Gender pay gap still hurting women’s retirement preparedness

Majority feel financially unprepared for leaving the workforce

Gender pay gap still hurting women’s retirement preparedness

A new survey by nonprofit Transamerica Center for Retirement Studies® (TCRS) and Transamerica Institute has found concerning trends in the retirement preparedness of women professionals. According to the 23 Facts About Women’s Retirement Outlook, only 19 percent of women workers expressed confidence in achieving a comfortable retirement.

“Today’s women are more educated and enjoy unimaginable career opportunities than previous generations. Yet, despite these advancements, women continue to be at greater risk than men of not achieving a financially secure retirement,” says Catherine Collinson, CEO and president of Transamerica Institute and TCRS.

“The gender pay gap leaves women with less income available to save,” Collinson continues. “Moreover, women are more likely to take time out of the workforce for parenting and caregiving – an invaluable labor of love without pay. These factors impair a woman’s lifetime earnings, retirement savings, and government and employer benefits.”

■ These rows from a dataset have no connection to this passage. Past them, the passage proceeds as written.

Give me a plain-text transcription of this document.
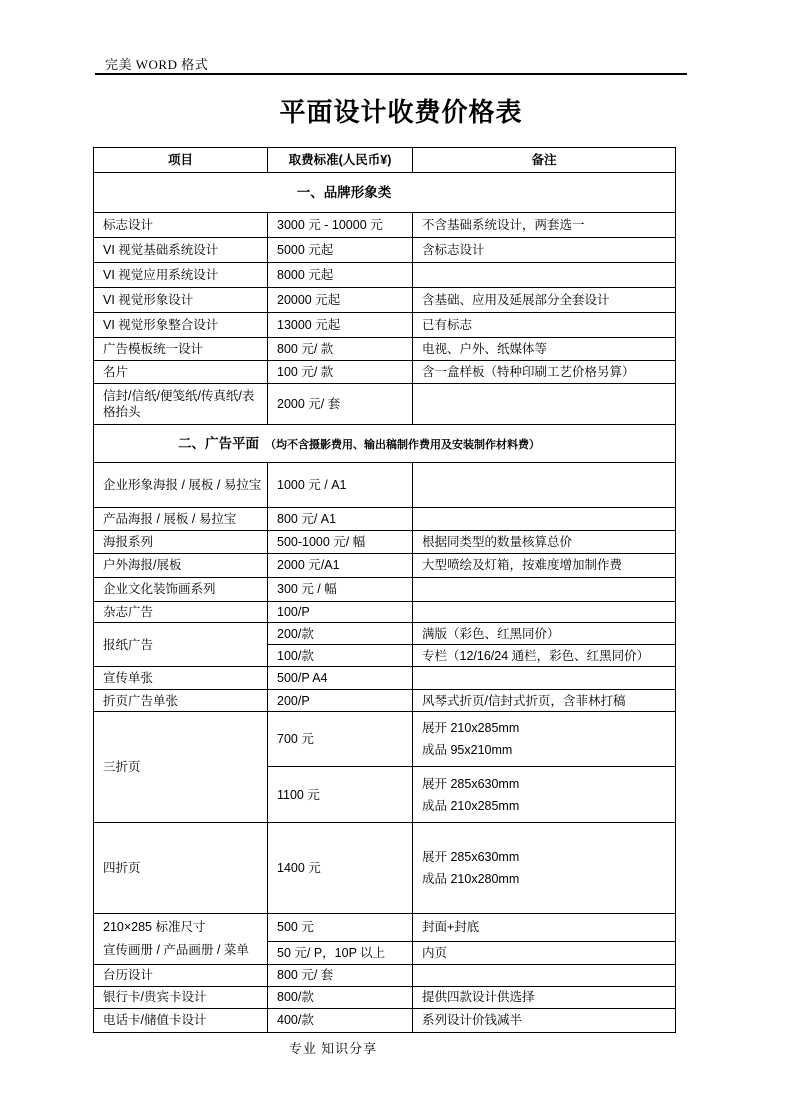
完美 WORD 格式
平面设计收费价格表
项目	取费标准(人民币¥)	备注
一、品牌形象类		
标志设计	3000 元 - 10000 元	不含基础系统设计，两套选一
VI 视觉基础系统设计	5000 元起	含标志设计
VI 视觉应用系统设计	8000 元起	
VI 视觉形象设计	20000 元起	含基础、应用及延展部分全套设计
VI 视觉形象整合设计	13000 元起	已有标志
广告模板统一设计	800 元/ 款	电视、户外、纸媒体等
名片	100 元/ 款	含一盒样板（特种印刷工艺价格另算）
信封/信纸/便笺纸/传真纸/表格抬头	2000 元/ 套	
二、广告平面 （均不含摄影费用、输出稿制作费用及安装制作材料费）		
企业形象海报 / 展板 / 易拉宝	1000 元 / A1	
产品海报 / 展板 / 易拉宝	800 元/ A1	
海报系列	500-1000 元/ 幅	根据同类型的数量核算总价
户外海报/展板	2000 元/A1	大型喷绘及灯箱，按难度增加制作费
企业文化装饰画系列	300 元 / 幅	
杂志广告	100/P	
报纸广告	200/款	满版（彩色、红黑同价）
	100/款	专栏（12/16/24 通栏，彩色、红黑同价）
宣传单张	500/P A4	
折页广告单张	200/P	风琴式折页/信封式折页，含菲林打稿
三折页	700 元	展开 210x285mm
成品 95x210mm

	1100 元	展开 285x630mm
成品 210x285mm

四折页	1400 元	展开 285x630mm
成品 210x280mm

210×285 标准尺寸
宣传画册 / 产品画册 / 菜单	500 元	封面+封底
	50 元/ P，10P 以上	内页
台历设计	800 元/ 套	
银行卡/贵宾卡设计	800/款	提供四款设计供选择
电话卡/储值卡设计	400/款	系列设计价钱减半
专业 知识分享
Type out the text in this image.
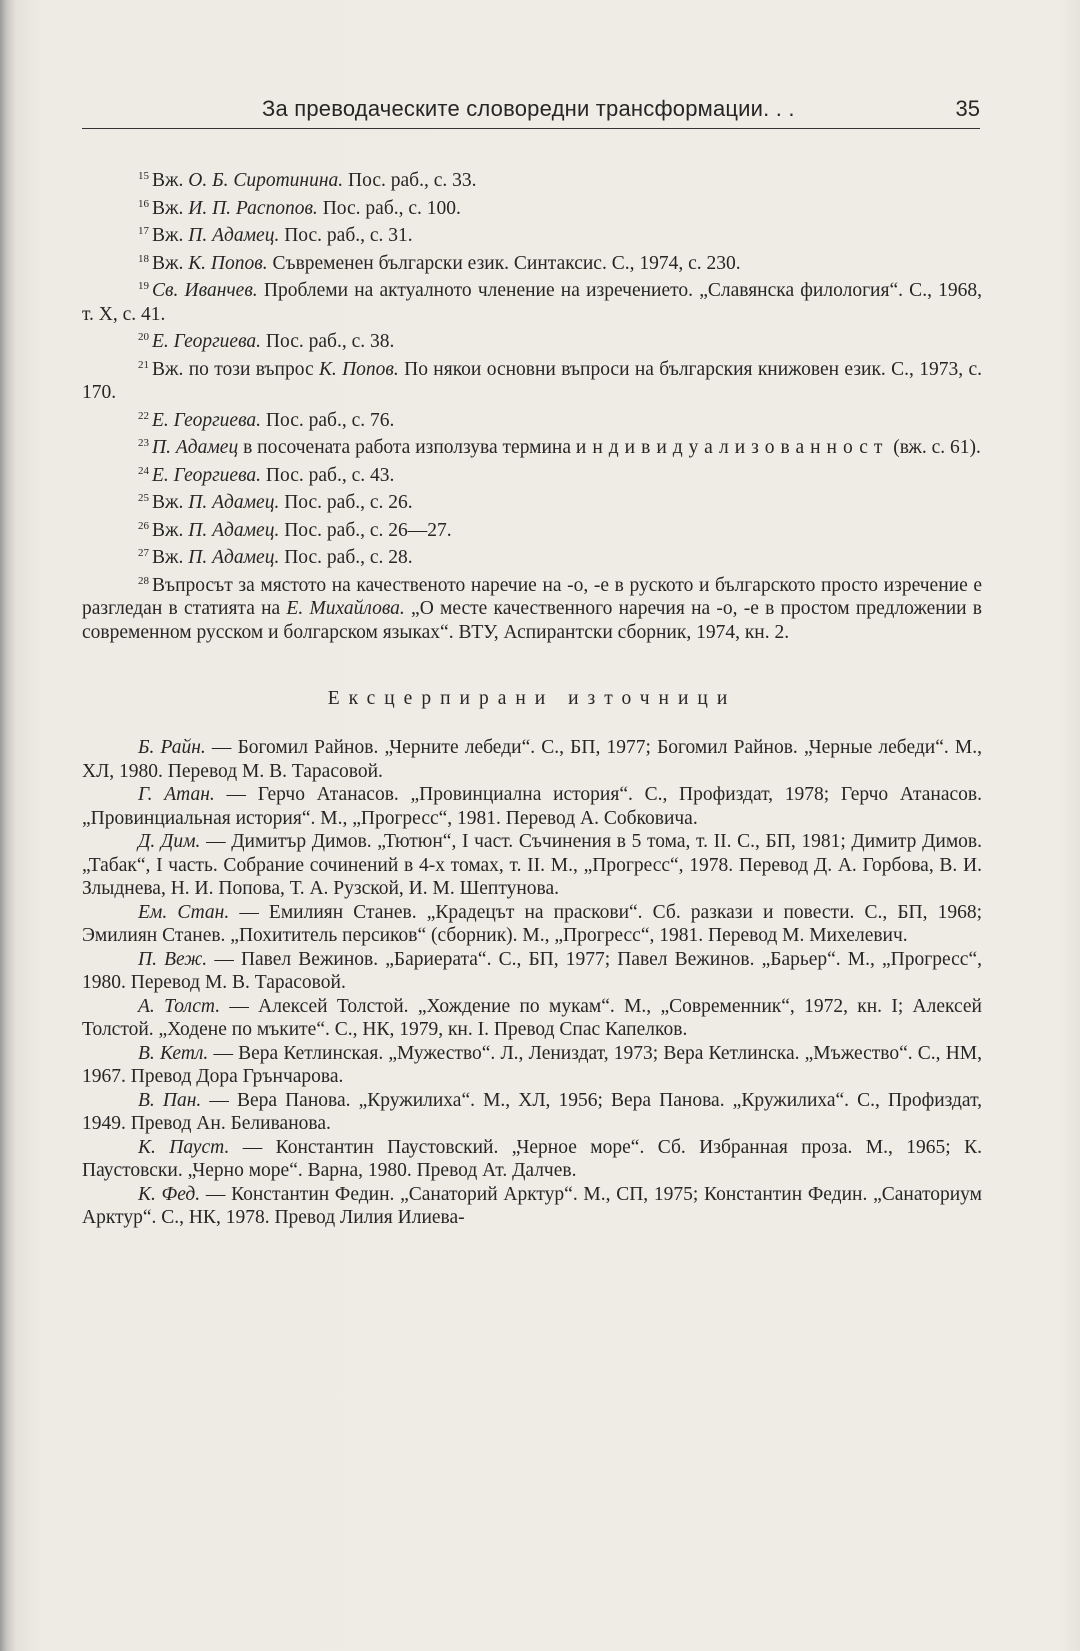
За преводаческите словоредни трансформации. . .	35

$^{15}$ Вж. О. Б. Сиротинина. Пос. раб., с. 33.

$^{16}$ Вж. И. П. Распопов. Пос. раб., с. 100.

$^{17}$ Вж. П. Адамец. Пос. раб., с. 31.

$^{18}$ Вж. К. Попов. Съвременен български език. Синтаксис. С., 1974, с. 230.

$^{19}$ Св. Иванчев. Проблеми на актуалното членение на изречението. „Славянска филология“. С., 1968, т. X, с. 41.

$^{20}$ Е. Георгиева. Пос. раб., с. 38.

$^{21}$ Вж. по този въпрос К. Попов. По някои основни въпроси на българския книжовен език. С., 1973, с. 170.

$^{22}$ Е. Георгиева. Пос. раб., с. 76.

$^{23}$ П. Адамец в посочената работа използува термина индивидуализованност (вж. с. 61).

$^{24}$ Е. Георгиева. Пос. раб., с. 43.

$^{25}$ Вж. П. Адамец. Пос. раб., с. 26.

$^{26}$ Вж. П. Адамец. Пос. раб., с. 26—27.

$^{27}$ Вж. П. Адамец. Пос. раб., с. 28.

$^{28}$ Въпросът за мястото на качественото наречие на -о, -е в руското и българското просто изречение е разгледан в статията на Е. Михайлова. „О месте качественного наречия на -о, -е в простом предложении в современном русском и болгарском языках“. ВТУ, Аспирантски сборник, 1974, кн. 2.

Ексцерпирани източници

Б. Райн. — Богомил Райнов. „Черните лебеди“. С., БП, 1977; Богомил Райнов. „Черные лебеди“. М., ХЛ, 1980. Перевод М. В. Тарасовой.

Г. Атан. — Герчо Атанасов. „Провинциална история“. С., Профиздат, 1978; Герчо Атанасов. „Провинциальная история“. М., „Прогресс“, 1981. Перевод А. Собковича.

Д. Дим. — Димитър Димов. „Тютюн“, I част. Съчинения в 5 тома, т. II. С., БП, 1981; Димитр Димов. „Табак“, I часть. Собрание сочинений в 4-х томах, т. II. М., „Прогресс“, 1978. Перевод Д. А. Горбова, В. И. Злыднева, Н. И. Попова, Т. А. Рузской, И. М. Шептунова.

Ем. Стан. — Емилиян Станев. „Крадецът на праскови“. Сб. разкази и повести. С., БП, 1968; Эмилиян Станев. „Похититель персиков“ (сборник). М., „Прогресс“, 1981. Перевод М. Михелевич.

П. Веж. — Павел Вежинов. „Бариерата“. С., БП, 1977; Павел Вежинов. „Барьер“. М., „Прогресс“, 1980. Перевод М. В. Тарасовой.

А. Толст. — Алексей Толстой. „Хождение по мукам“. М., „Современник“, 1972, кн. I; Алексей Толстой. „Ходене по мъките“. С., НК, 1979, кн. I. Превод Спас Капелков.

В. Кетл. — Вера Кетлинская. „Мужество“. Л., Лениздат, 1973; Вера Кетлинска. „Мъжество“. С., НМ, 1967. Превод Дора Грънчарова.

В. Пан. — Вера Панова. „Кружилиха“. М., ХЛ, 1956; Вера Панова. „Кружилиха“. С., Профиздат, 1949. Превод Ан. Беливанова.

К. Пауст. — Константин Паустовский. „Черное море“. Сб. Избранная проза. М., 1965; К. Паустовски. „Черно море“. Варна, 1980. Превод Ат. Далчев.

К. Фед. — Константин Федин. „Санаторий Арктур“. М., СП, 1975; Константин Федин. „Санаториум Арктур“. С., НК, 1978. Превод Лилия Илиева-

57 percent of women feel financially unprepared for retirement, citing insufficient income. The top financial priorities of women include retirement savings (53 percent), emergency savings (44 percent), and paying off credit card debt (43 percent). The survey found that the median emergency savings for women stands at a mere $2,400.

“Statistically, women live longer than men, so they have an even greater need to save for older age,” Collinson says.

Confidence in retiring comfortably is low, with only 19 percent expressing that they are “very confident” in doing so. While 75 percent save for retirement, the median total household retirement savings is just $44,000. Access to retirement plans is common, especially for full-time working women (79 percent), but 36 percent have resorted to loans or early withdrawals.

Women estimate needing $500,000 for retirement security, often guessing their savings needs (52 percent). Social Security is expected as the primary retirement income for 27 percent of women, yet 76 percent worry about its future availability.

The study also highlights the significant role of caregiving, with 41 percent of women having served as caregivers and 84 percent making work adjustments. Only 24 percent have a written financial strategy for retirement, and 32 percent use professional financial advisors.

While 55 percent expect to retire after 65 or not retire at all, financial reasons (84 percent) outweigh healthy aging reasons (75 percent) for working in retirement. Women plan to live to age 89 (median), with 13 percent planning to live beyond 100, emphasizing the need for comprehensive retirement planning.

“Everyone must play a role in improving women’s retirement security so that all women can retire with dignity. Policymakers can pave the way by addressing structural impediments, employers can enhance their business practices and benefit offerings to be more inclusive of women’s needs, women can further engage in financial planning, and men can be greater advocates and allies,” Collinson adds.